Figure 4. Functional significance of extracellular S100A4.

(A) Distribution of microparticles isolated from S100A4-positive 4MEF cells added to 5MEF and VMR cells. Immunofluorescence staining was performed with anti-S100A4 antibodies (green), rhodamine phalloidin (red), and nuclear staining with TO-Pro (TP3) (pink). (B) Immunofluorescence detection of FN (green) in 5MEF cells in response to S100A4+/+ and S100A4−/− microparticles from 4MEF and 5MEF cells, and 1µg/ml of the recombinant oligomeric S100A4 protein, respectively. (C) Detection of FN by Western blot analysis of cell lysates from 5MEF treated with S100A4−/− and S100A4+/+ microparticles and recombinant S100A4. As a control cell lysate from non-treated cells were used. FN band corresponding to molecular weight of approximately 250 kDa is indicated. (D) Effects of S100A4 microparticles on wound healing in 5MEF cells. Conditioned media from 4MEF and 5MEF cells before (a) and after (b) 100,000×g centrifugation and isolated microparticles (c) were added to scratched monolayers of 5MEF cells. Time-course kinetics of residual wounds are depicted in the graphs. (d) Wound healing assay with 4MEF cells. The residual size of scratches 12 h after “healing” is presented. Three different batches (#1, 2 and 3) of affinity purified polyclonal anti-S100A4 antibodies were used.

Figure 5. S100A4-mediated activation of cytokines in VMR cells.
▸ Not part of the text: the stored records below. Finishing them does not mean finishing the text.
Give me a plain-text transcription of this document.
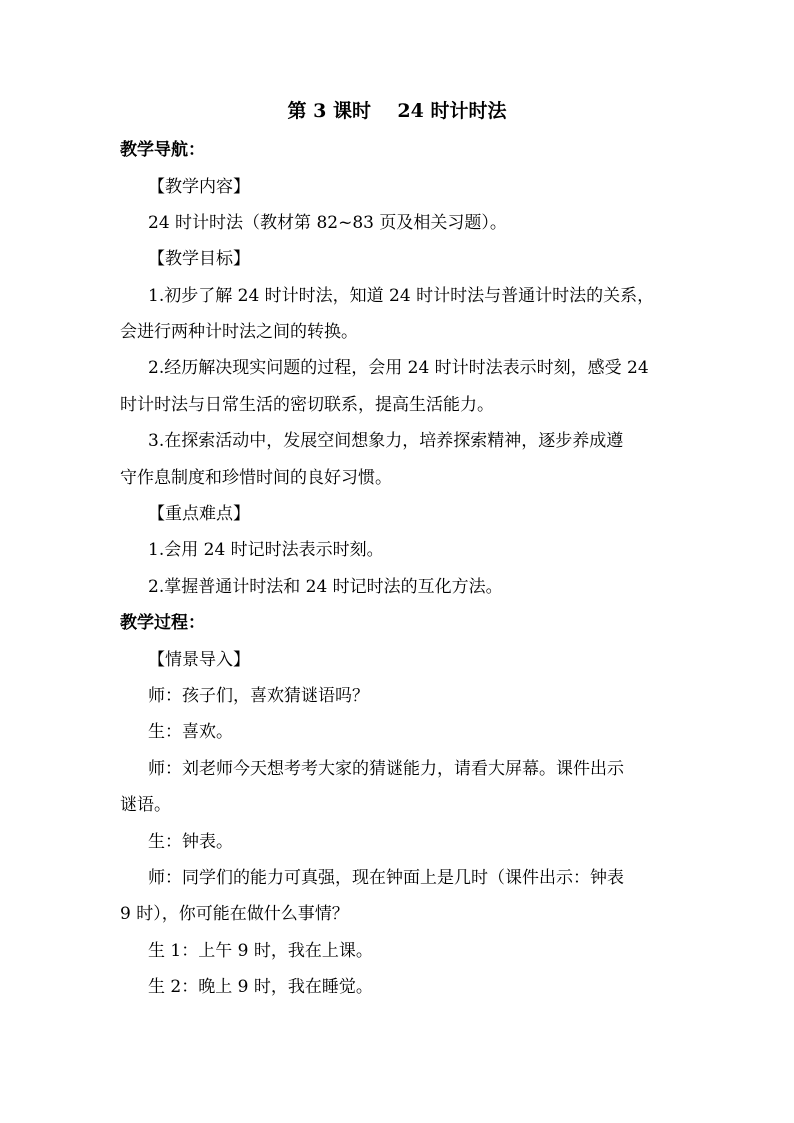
第 3 课时    24 时计时法
教学导航：
【教学内容】
24 时计时法（教材第 82~83 页及相关习题）。
【教学目标】
1.初步了解 24 时计时法，知道 24 时计时法与普通计时法的关系，
会进行两种计时法之间的转换。
2.经历解决现实问题的过程，会用 24 时计时法表示时刻，感受 24
时计时法与日常生活的密切联系，提高生活能力。
3.在探索活动中，发展空间想象力，培养探索精神，逐步养成遵
守作息制度和珍惜时间的良好习惯。
【重点难点】
1.会用 24 时记时法表示时刻。
2.掌握普通计时法和 24 时记时法的互化方法。
教学过程：
【情景导入】
师：孩子们，喜欢猜谜语吗？
生：喜欢。
师：刘老师今天想考考大家的猜谜能力，请看大屏幕。课件出示
谜语。
生：钟表。
师：同学们的能力可真强，现在钟面上是几时（课件出示：钟表
9 时），你可能在做什么事情？
生 1：上午 9 时，我在上课。
生 2：晚上 9 时，我在睡觉。
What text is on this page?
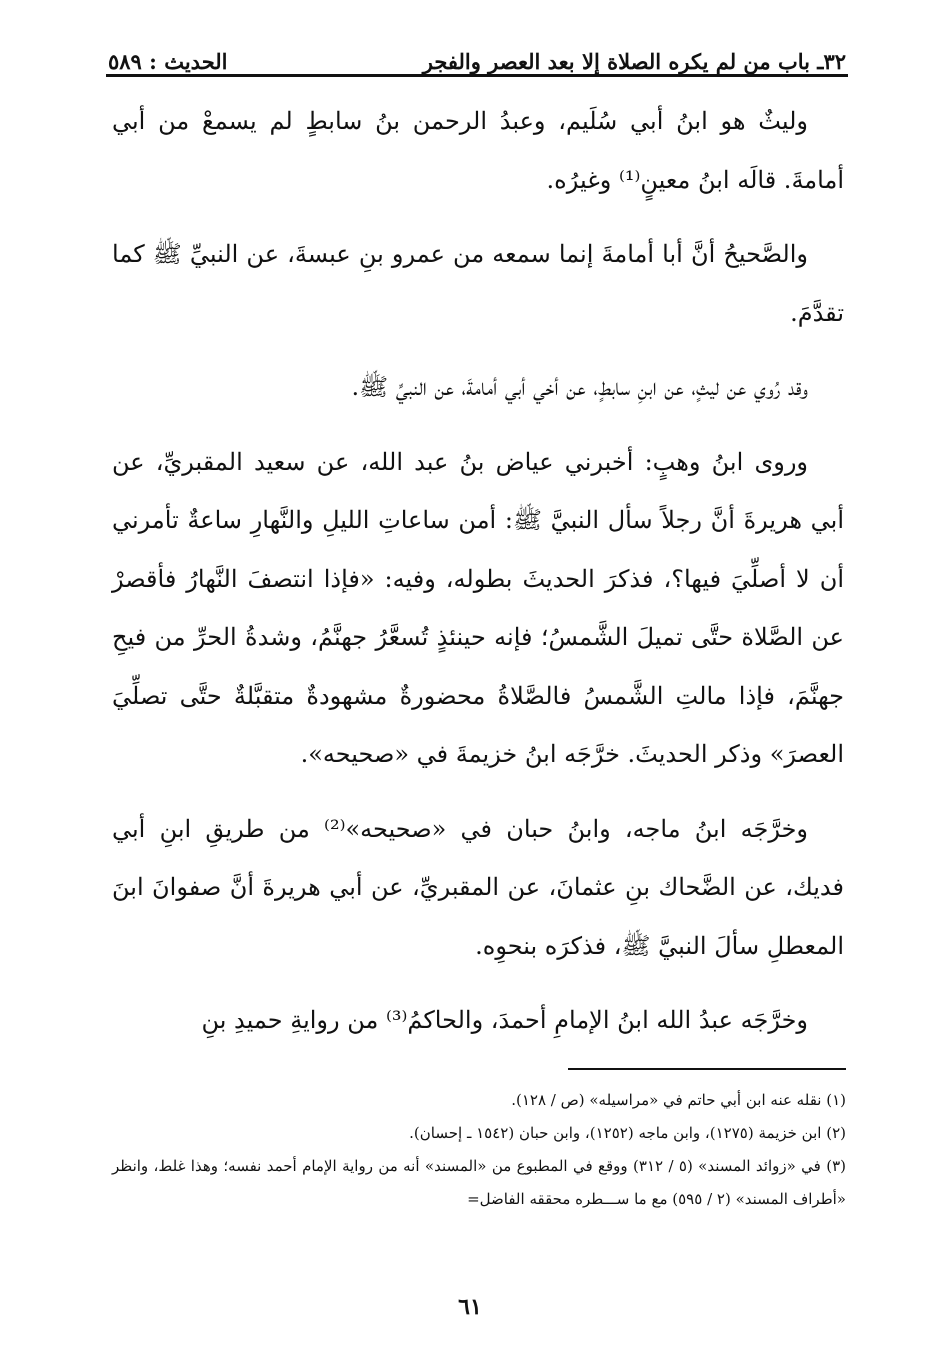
٣٢ـ باب من لم يكره الصلاة إلا بعد العصر والفجر
الحديث : ٥٨٩

وليثٌ هو ابنُ أبي سُلَيم، وعبدُ الرحمن بنُ سابطٍ لم يسمعْ من أبي أمامةَ. قالَه ابنُ معينٍ⁽¹⁾ وغيرُه.

والصَّحيحُ أنَّ أبا أمامةَ إنما سمعه من عمرو بنِ عبسةَ، عن النبيِّ ﷺ كما تقدَّمَ.

وقد رُوي عن ليثٍ، عن ابنِ سابطٍ، عن أخي أبي أمامةَ، عن النبيِّ ﷺ.

وروى ابنُ وهبٍ: أخبرني عياض بنُ عبد الله، عن سعيد المقبريِّ، عن أبي هريرةَ أنَّ رجلاً سأل النبيَّ ﷺ: أمن ساعاتِ الليلِ والنَّهارِ ساعةٌ تأمرني أن لا أصلِّيَ فيها؟، فذكرَ الحديثَ بطوله، وفيه: «فإذا انتصفَ النَّهارُ فأقصرْ عن الصَّلاة حتَّى تميلَ الشَّمسُ؛ فإنه حينئذٍ تُسعَّرُ جهنَّمُ، وشدةُ الحرِّ من فيحِ جهنَّمَ، فإذا مالتِ الشَّمسُ فالصَّلاةُ محضورةٌ مشهودةٌ متقبَّلةٌ حتَّى تصلِّيَ العصرَ» وذكر الحديثَ. خرَّجَه ابنُ خزيمةَ في «صحيحه».

وخرَّجَه ابنُ ماجه، وابنُ حبان في «صحيحه»⁽²⁾ من طريقِ ابنِ أبي فديك، عن الضَّحاك بنِ عثمانَ، عن المقبريِّ، عن أبي هريرةَ أنَّ صفوانَ ابنَ المعطلِ سألَ النبيَّ ﷺ، فذكرَه بنحوِه.

وخرَّجَه عبدُ الله ابنُ الإمامِ أحمدَ، والحاكمُ⁽³⁾ من روايةِ حميدِ بنِ

(١) نقله عنه ابن أبي حاتم في «مراسيله» (ص / ١٢٨).

(٢) ابن خزيمة (١٢٧٥)، وابن ماجه (١٢٥٢)، وابن حبان (١٥٤٢ ـ إحسان).

(٣) في «زوائد المسند» (٥ / ٣١٢) ووقع في المطبوع من «المسند» أنه من رواية الإمام أحمد نفسه؛ وهذا غلط، وانظر «أطراف المسند» (٢ / ٥٩٥) مع ما ســـطره محققه الفاضل=

٦١
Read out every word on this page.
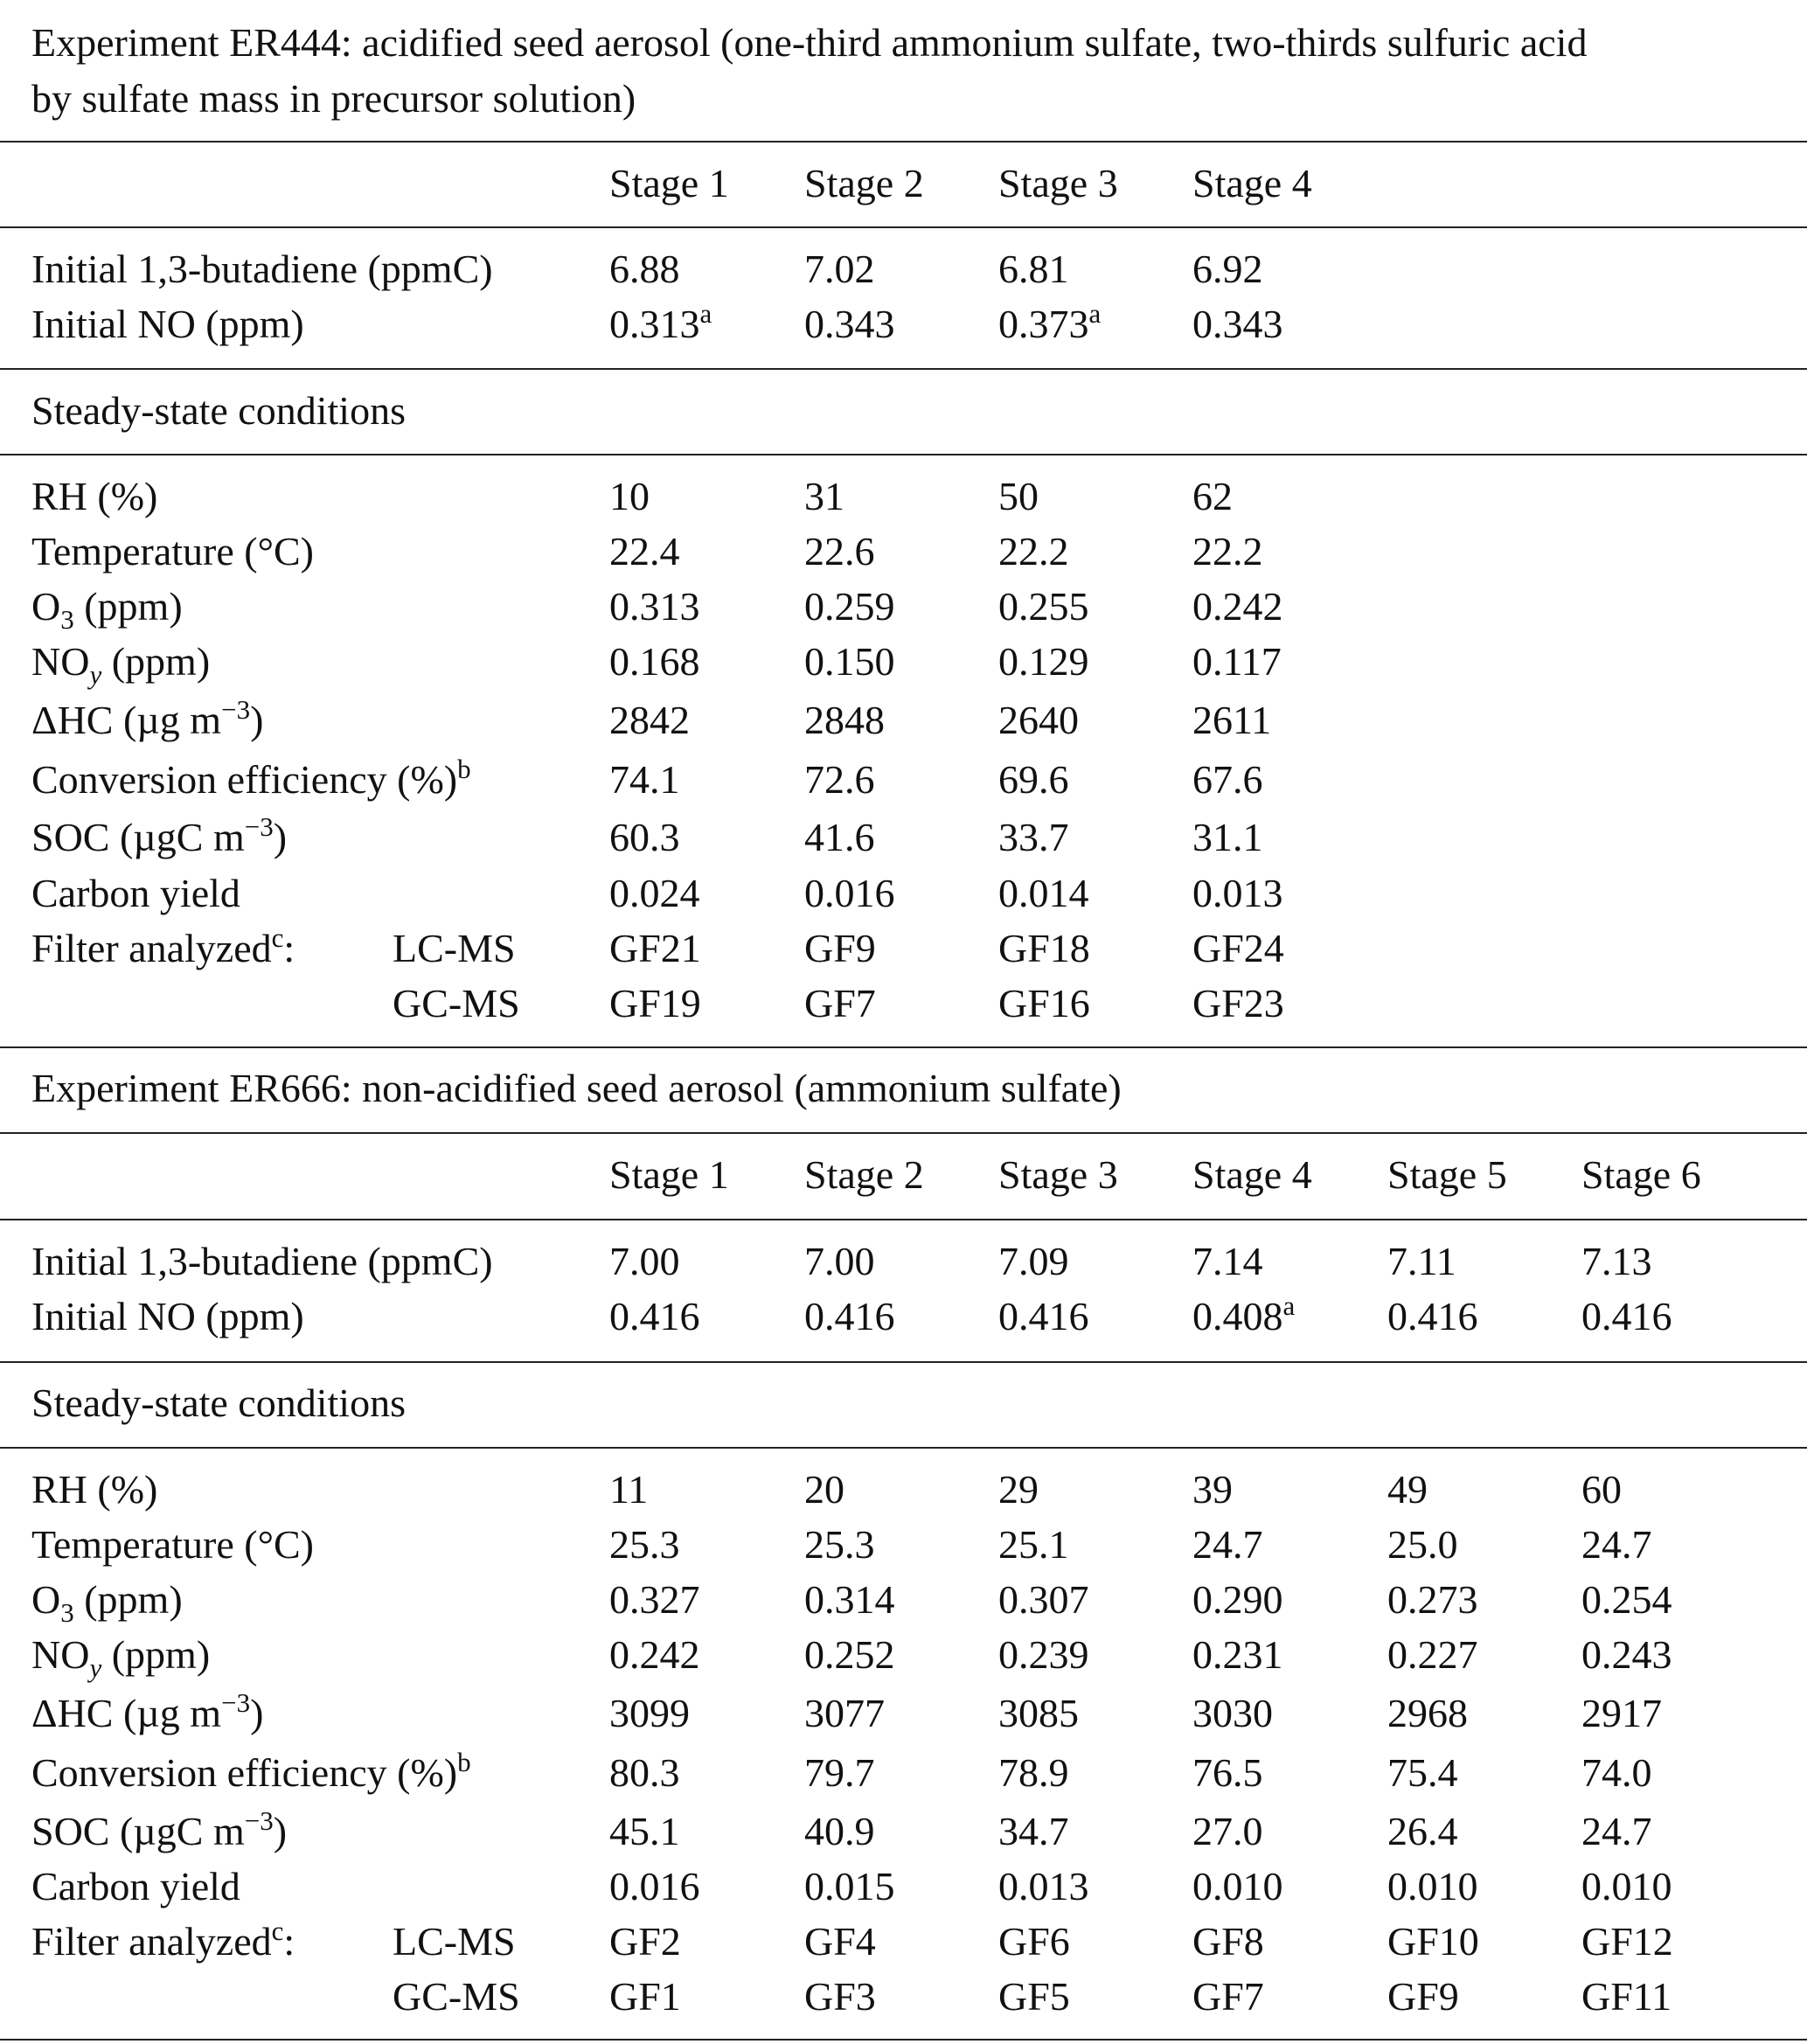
Experiment ER444: acidified seed aerosol (one-third ammonium sulfate, two-thirds sulfuric acid
by sulfate mass in precursor solution)
Stage 1 Stage 2 Stage 3 Stage 4
Initial 1,3-butadiene (ppmC)	6.88	7.02	6.81	6.92
Initial NO (ppm)	0.313$^a$ 0.343	0.373$^a$ 0.343
Steady-state conditions
RH (%)	10	31	50	62
Temperature (°C)	22.4	22.6	22.2	22.2
$O_3$ (ppm)	0.313	0.259	0.255	0.242
$NO_y$ (ppm)	0.168	0.150	0.129	0.117
ΔHC (µg $m^{-3}$)	2842	2848	2640	2611
Conversion efficiency (%)$^b$	74.1	72.6	69.6	67.6
SOC (µgC $m^{-3}$)	60.3	41.6	33.7	31.1
Carbon yield	0.024	0.016	0.014	0.013
Filter analyzed$^c$: LC-MS GF21	GF9	GF18	GF24
GC-MS GF19	GF7	GF16	GF23
Experiment ER666: non-acidified seed aerosol (ammonium sulfate)
Stage 1 Stage 2 Stage 3 Stage 4 Stage 5 Stage 6
Initial 1,3-butadiene (ppmC)	7.00	7.00	7.09	7.14	7.11	7.13
Initial NO (ppm)	0.416	0.416	0.416	0.408$^a$ 0.416	0.416
Steady-state conditions
RH (%)	11	20	29	39	49	60
Temperature (°C)	25.3	25.3	25.1	24.7	25.0	24.7
$O_3$ (ppm)	0.327	0.314	0.307	0.290	0.273	0.254
$NO_y$ (ppm)	0.242	0.252	0.239	0.231	0.227	0.243
ΔHC (µg $m^{-3}$)	3099	3077	3085	3030	2968	2917
Conversion efficiency (%)$^b$	80.3	79.7	78.9	76.5	75.4	74.0
SOC (µgC $m^{-3}$)	45.1	40.9	34.7	27.0	26.4	24.7
Carbon yield	0.016	0.015	0.013	0.010	0.010	0.010
Filter analyzed$^c$: LC-MS GF2	GF4	GF6	GF8	GF10	GF12
GC-MS GF1	GF3	GF5	GF7	GF9	GF11
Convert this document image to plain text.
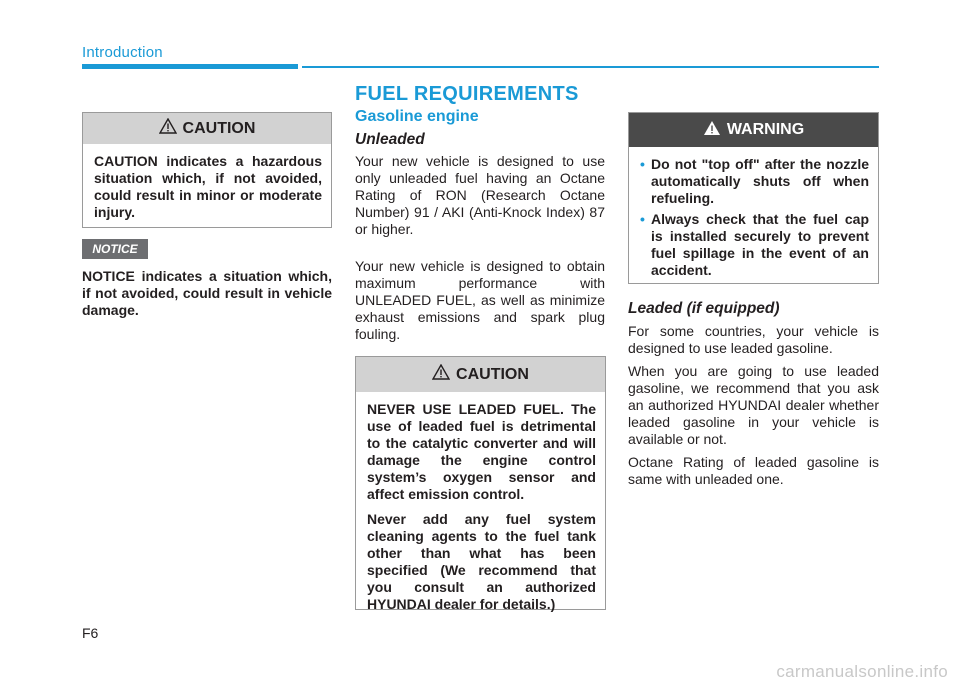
Introduction
FUEL REQUIREMENTS
CAUTION

CAUTION indicates a hazardous situation which, if not avoided, could result in minor or moderate injury.

NOTICE
NOTICE indicates a situation which, if not avoided, could result in vehicle damage.
Gasoline engine
Unleaded

Your new vehicle is designed to use only unleaded fuel having an Octane Rating of RON (Research Octane Number) 91 / AKI (Anti-Knock Index) 87 or higher.

Your new vehicle is designed to obtain maximum performance with UNLEADED FUEL, as well as minimize exhaust emissions and spark plug fouling.

CAUTION

NEVER USE LEADED FUEL. The use of leaded fuel is detrimental to the catalytic converter and will damage the engine control system’s oxygen sensor and affect emission control.

Never add any fuel system cleaning agents to the fuel tank other than what has been specified (We recommend that you consult an authorized HYUNDAI dealer for details.)

WARNING
• Do not "top off" after the nozzle automatically shuts off when refueling.
• Always check that the fuel cap is installed securely to prevent fuel spillage in the event of an accident.
Leaded (if equipped)

For some countries, your vehicle is designed to use leaded gasoline.

When you are going to use leaded gasoline, we recommend that you ask an authorized HYUNDAI dealer whether leaded gasoline in your vehicle is available or not.

Octane Rating of leaded gasoline is same with unleaded one.

F6
carmanualsonline.info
(A) Cytokine antibody array analysis of CM from VMR cells, unstimulated and stimulated with 0.5 µg/ml recombinant oligomeric S100A4. Upregulated cytokines are marked with white rectangles. (B) Kinetics of RANTES transactivation in response to 0.5 µg/ml recombinant oligomeric S100A4 (qPCR). (C) Western blot analysis of S100A4-mediated upregulation of RANTES in VMR-CM.

Figure 6. S100A4-associated RANTES-driven metastatatic capacity of tumor cells.

(A) Metastatic burden indicated as a number of lesions per area unit in lungs of wild type (S100A4+/+) and S100A4−/− A/Sn mice inoculated i/v with VMR-mock and -RANTES cells. n = 6 per group. (B) Metastatic burden in liver in wild type (S100A4+/+) and S100A4−/− A/Sn mice inoculated i/v with VMR-mock and -RANTES cells. n = 6 per group. (C) Lung and liver metastatic burden in wild type A/Sn mice inoculated i/v with CSML0-mock and -RANTES cells. n = 5 per group, p = 0.1060 (lung metastases) and p = 0.7241(liver metastases). (D) S100A4 concentration in the serum of A/Sn mice inoculated with VMR-mock and -RANTES cells determined by sandwich ELISA.